Published on May 6, 2010 by in Scalability, ZL

I’ve always been a fan of Tony Stark and Iron Man because this super hero was created through the use of innovative technology. As a movie heavily laden with CGI, it then becomes even more interesting to learn about the technology that was used for content management while creating the movie and how it can be used for archiving and eDiscovery as well.

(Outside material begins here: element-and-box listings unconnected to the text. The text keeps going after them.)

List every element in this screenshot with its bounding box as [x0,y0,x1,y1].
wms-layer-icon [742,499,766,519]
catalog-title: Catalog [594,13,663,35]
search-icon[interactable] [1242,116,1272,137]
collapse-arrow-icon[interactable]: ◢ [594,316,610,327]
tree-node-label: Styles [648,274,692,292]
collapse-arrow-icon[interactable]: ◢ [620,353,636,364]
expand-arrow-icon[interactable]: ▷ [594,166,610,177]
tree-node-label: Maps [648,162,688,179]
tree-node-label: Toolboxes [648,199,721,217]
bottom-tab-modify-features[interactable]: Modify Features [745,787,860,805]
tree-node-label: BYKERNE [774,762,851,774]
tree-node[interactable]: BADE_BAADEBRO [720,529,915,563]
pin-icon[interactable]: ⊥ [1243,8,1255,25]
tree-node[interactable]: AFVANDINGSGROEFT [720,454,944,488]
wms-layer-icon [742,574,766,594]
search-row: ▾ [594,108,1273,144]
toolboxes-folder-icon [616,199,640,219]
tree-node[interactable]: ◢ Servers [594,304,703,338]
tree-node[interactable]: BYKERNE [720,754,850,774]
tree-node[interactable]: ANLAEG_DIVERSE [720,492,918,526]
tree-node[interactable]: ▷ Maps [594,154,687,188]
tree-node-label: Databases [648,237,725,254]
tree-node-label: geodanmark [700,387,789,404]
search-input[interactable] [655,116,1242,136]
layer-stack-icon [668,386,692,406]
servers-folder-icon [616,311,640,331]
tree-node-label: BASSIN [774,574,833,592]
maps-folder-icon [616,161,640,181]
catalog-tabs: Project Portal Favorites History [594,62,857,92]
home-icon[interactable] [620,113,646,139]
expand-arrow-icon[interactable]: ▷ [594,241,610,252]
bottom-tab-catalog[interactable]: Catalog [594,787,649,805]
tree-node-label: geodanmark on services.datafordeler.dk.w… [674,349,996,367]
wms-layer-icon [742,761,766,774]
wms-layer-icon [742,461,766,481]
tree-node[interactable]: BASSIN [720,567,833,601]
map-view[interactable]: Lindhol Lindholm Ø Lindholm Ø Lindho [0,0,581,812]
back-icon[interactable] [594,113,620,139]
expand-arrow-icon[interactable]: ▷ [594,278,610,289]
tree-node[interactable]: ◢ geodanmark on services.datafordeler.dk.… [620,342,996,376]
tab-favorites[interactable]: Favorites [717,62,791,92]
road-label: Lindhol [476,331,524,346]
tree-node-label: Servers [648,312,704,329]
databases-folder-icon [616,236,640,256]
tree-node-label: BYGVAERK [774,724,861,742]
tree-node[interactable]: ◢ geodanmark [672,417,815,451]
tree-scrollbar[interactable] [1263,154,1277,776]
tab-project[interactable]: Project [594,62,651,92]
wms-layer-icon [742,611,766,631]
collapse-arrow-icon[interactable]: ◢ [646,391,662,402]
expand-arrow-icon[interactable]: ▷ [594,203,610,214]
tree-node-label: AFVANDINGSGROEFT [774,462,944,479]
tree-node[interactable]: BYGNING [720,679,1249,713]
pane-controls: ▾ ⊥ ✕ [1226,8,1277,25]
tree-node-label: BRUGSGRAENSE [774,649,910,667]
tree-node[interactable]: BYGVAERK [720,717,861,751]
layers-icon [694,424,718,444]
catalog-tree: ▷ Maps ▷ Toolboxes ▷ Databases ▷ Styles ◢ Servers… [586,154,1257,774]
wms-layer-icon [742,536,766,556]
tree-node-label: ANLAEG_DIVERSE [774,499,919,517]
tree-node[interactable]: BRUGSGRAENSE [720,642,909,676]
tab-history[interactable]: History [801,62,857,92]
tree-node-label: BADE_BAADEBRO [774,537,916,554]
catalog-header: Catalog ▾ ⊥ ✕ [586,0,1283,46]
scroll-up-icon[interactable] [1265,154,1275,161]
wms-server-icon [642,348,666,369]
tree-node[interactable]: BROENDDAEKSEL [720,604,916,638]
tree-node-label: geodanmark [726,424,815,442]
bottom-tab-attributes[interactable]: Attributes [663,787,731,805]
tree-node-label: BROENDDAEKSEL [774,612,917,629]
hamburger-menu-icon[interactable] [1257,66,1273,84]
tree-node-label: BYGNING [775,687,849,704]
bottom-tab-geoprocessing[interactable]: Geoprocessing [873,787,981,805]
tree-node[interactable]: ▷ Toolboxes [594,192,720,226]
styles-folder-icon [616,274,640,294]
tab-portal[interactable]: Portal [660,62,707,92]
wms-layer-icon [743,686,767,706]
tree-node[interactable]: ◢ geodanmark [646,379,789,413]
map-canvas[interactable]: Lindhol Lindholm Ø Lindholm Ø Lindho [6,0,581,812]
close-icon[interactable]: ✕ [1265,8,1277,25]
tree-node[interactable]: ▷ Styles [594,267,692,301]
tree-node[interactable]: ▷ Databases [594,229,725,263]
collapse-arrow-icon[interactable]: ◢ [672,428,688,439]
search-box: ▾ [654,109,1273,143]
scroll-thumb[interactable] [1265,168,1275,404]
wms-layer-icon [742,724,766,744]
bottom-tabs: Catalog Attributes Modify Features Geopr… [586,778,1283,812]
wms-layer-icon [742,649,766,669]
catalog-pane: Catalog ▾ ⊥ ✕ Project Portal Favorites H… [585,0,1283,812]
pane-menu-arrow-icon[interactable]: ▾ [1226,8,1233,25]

As luck would hvae it, Iron Man 2 is opening this weekend and I have been invited to attend a special screening by the folks at Isilon where they will also discuss the back-end production of the movie and how Isilon’s technology was used to unify, manage, and access the movie’s content. More than the movie itself, I’m curious to see how Isilon’s clustered storage system and OneFS file system provided advantages for these specific requirements, and if there are any parallels to our use of storage systems for unstrucutred content archiving and eDiscovery. At ZL Technologies, we partner with many storage providers but I’ve always had a special interest in Isilon since their clustered storage solution was used for our Unified Archive 6.0 scalability tests. In that system, we archived over 1 million email messages per hour across a grid of low-end, commodity Pentium 4 servers backed by an Isilon IQ 3000i storage cluster with InfiniBand.

I looked at a few other technology companies marketing Iron Man 2 and found that a number of them provide high-end, scalable solutions, ones that our customers oftne deploy with the largest ZL Unified Archive deployments:

  • Oracle: ZL Unified Archive runs on Oracle Database and is compatible with both Oracle RAC and DataGuard. I’ve architected solutions using Oracle and gave a presentation at least year’s Oracle OpenWorld. Oracle’s scalability allows our largest customers to archive billions of emails in a single Oracle-backed deployment.
  • VMware: Virtualization allows ZL Unified Archive to scale easily from 1 to 100s of servers. Going beyond simple virtualization benefits, our Grid architecture allows these servers to be deployed into a true elastic computing private cloud by using the same template and configuration across servers since each ZL server and run any or all tasks. Tasks or roles can be assigned to specific servers by clustering servers by role. VMware’s virtualization supports production scaling at some of our largest customer deployments.
  • Isilon: Isilon’s clustered storage provides an ideal back end ZL Unified Archive’s private cloud architecture. While VMware provides the infrastructure for the elastic compute cloud, Isilon’s clustered file system provides an idea platform partner for Unified Archive’s Virtual File System, abstracting the storage layer from each of the individual UA servers.

Given the strong parters supporting Iron Man 2, it begs the question, what email archive and pan-Enterprise eDiscovery product would Tony Stark choose? The natural answer is ZL Unified Archive

  • ZL Technologies: With ZL Unified Archive’s cloud-based, grid architecture, Unified Archive has been scaled to the largest corporate enterprises in the world. The combination of Unified Archive’s content management and eDiscovery software with strong technology foundations from Oracle, VMWare and Isilon provide one of the most scalable, high performance, and low TCO enterprise archiving solutions today. As a technology and a business person, the combined solution is very interesting from both a systems architecture and TCO perspectives.

So enjoy Iron Man 2, think about the scalable technology used to power the movie, and how that same technology can be combined with ZL Unified Archive to drive an email archiving and eDiscovery solution for Tony Stark and Stark Enterprises!